Les élections régionales sont dans trois semaines, et l'on en parle bien peu. Si peu de Français savent quelles sont les compétences des conseils régionaux, rien n'est fait pour éclaircir cela. Les présidents de région peuvent même espérer se faire élire sur la base de la popularité des différents partis politiques, plutôt que sur un bilan ou un projet. Les précédentes élections en 2004 l'avaient parfaitement montré, en portant 20 socialistes à la têtes des 22 régions métropolitaines sur le simple argument du vote sanction contre le gouvernement. Mais sur ces 20 présidents, certains peuvent avoir profité de leur élection pour œuvrer sincèrement au développement de leur région, et travailler pour appliquer leur projet. Ce n'est pas le cas de Jean-Paul Huchon. Voilà désormais 12 ans qu'il est à la tête de l'Ile de France, et son échec est patent. Ce n'est même pas qu'il a échoué dans ce qu'il a entrepris, mais bien parce qu'il n'a quasiment rien entrepris. Les deux compétences les plus importantes d'une région sont la gestion des lycées et celle des transports. En Ile de France, la question des transports en commun est particulièrement cruciale, vu qu'une grande partie de ses habitants est amenée à y passer deux heures ou plus par jour dans le cadre des déplacements entre le domicile et le travail. Or ils s'avèrent qu'ils sont dans la déliquescence la plus totale.

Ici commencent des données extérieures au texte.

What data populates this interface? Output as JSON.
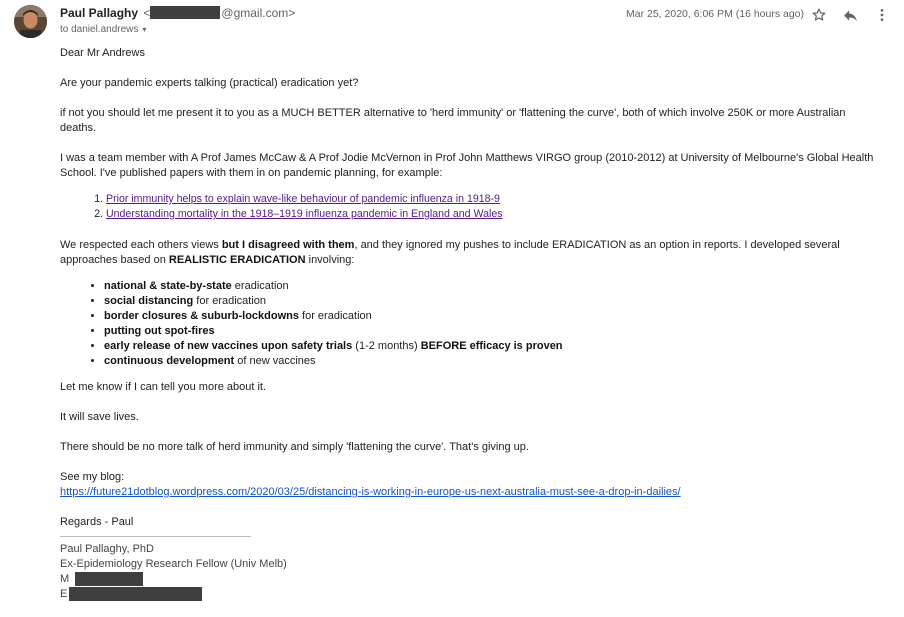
{
  "header": {
    "sender_name": "Paul Pallaghy",
    "sender_lt": "<",
    "sender_domain": "@gmail.com>",
    "to_label": "to daniel.andrews",
    "to_caret": "▾",
    "date": "Mar 25, 2020, 6:06 PM (16 hours ago)",
    "icons": {
      "avatar": "sender-avatar",
      "star": "star-icon",
      "reply": "reply-icon",
      "more": "more-vert-icon"
    }
  },
  "body": {
    "greeting": "Dear Mr Andrews",
    "p1": "Are your pandemic experts talking (practical) eradication yet?",
    "p2": "if not you should let me present it to you as a MUCH BETTER alternative to 'herd immunity' or 'flattening the curve', both of which involve 250K or more Australian deaths.",
    "p3": "I was a team member with A Prof James McCaw & A Prof Jodie McVernon in Prof John Matthews VIRGO group (2010-2012) at University of Melbourne's Global Health School. I've published papers with them in on pandemic planning, for example:",
    "papers": [
      "Prior immunity helps to explain wave-like behaviour of pandemic influenza in 1918-9",
      "Understanding mortality in the 1918–1919 influenza pandemic in England and Wales"
    ],
    "p4": {
      "a": "We respected each others views ",
      "b": "but I disagreed with them",
      "c": ", and they ignored my pushes to include ERADICATION as an option in reports. I developed several approaches based on ",
      "d": "REALISTIC ERADICATION",
      "e": " involving:"
    },
    "approaches": [
      {
        "bold": "national & state-by-state",
        "rest": " eradication"
      },
      {
        "bold": "social distancing",
        "rest": " for eradication"
      },
      {
        "bold": "border closures & suburb-lockdowns",
        "rest": " for eradication"
      },
      {
        "bold": "putting out spot-fires",
        "rest": ""
      },
      {
        "bold": "early release of new vaccines upon safety trials",
        "rest": " (1-2 months) ",
        "bold2": "BEFORE efficacy is proven"
      },
      {
        "bold": "continuous development",
        "rest": " of new vaccines"
      }
    ],
    "p5": "Let me know if I can tell you more about it.",
    "p6": "It will save lives.",
    "p7": "There should be no more talk of herd immunity and simply 'flattening the curve'. That's giving up.",
    "blog_label": "See my blog:",
    "blog_url": "https://future21dotblog.wordpress.com/2020/03/25/distancing-is-working-in-europe-us-next-australia-must-see-a-drop-in-dailies/",
    "regards": "Regards - Paul"
  },
  "signature": {
    "name": "Paul Pallaghy, PhD",
    "title": "Ex-Epidemiology Research Fellow (Univ Melb)",
    "m_label": "M",
    "e_label": "E"
  }
}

Les lignes de métro et de RER sont quasiment toutes défaillantes, accablées par une surcharge de trafic désormais constante et le poids des années de l'équipement. Ce sont pourtant ces moyens de transports lourds qui transportent le plus de voyageurs, et qui devraient être donc la priorité des autorités. Or la région Ile de France dirige le Syndicat des Transports d'Ile de France, qui gère tous les aspects des transports en commun francilien. Mais rien n'a été fait ces douze dernières années. Les derniers faits marquants en la matière sont les inauguration de Meteor (la ligne 14 du métro) et d'Eole (la ligne E du RER), respectivement en 1998 et 1999. Évidemment, cela prend du temps de créer de nouvelles lignes. Mais alors que Jean-Paul Huchon et son équipe (composée des Verts, des socialistes et des communistes) sont au pouvoir depuis 1998, rien d'important n'a été fait. Et le matériel roulant ne cesse de se dégrader, conséquence d'un manque d'investissement chronique pour du matériel de renouvellement.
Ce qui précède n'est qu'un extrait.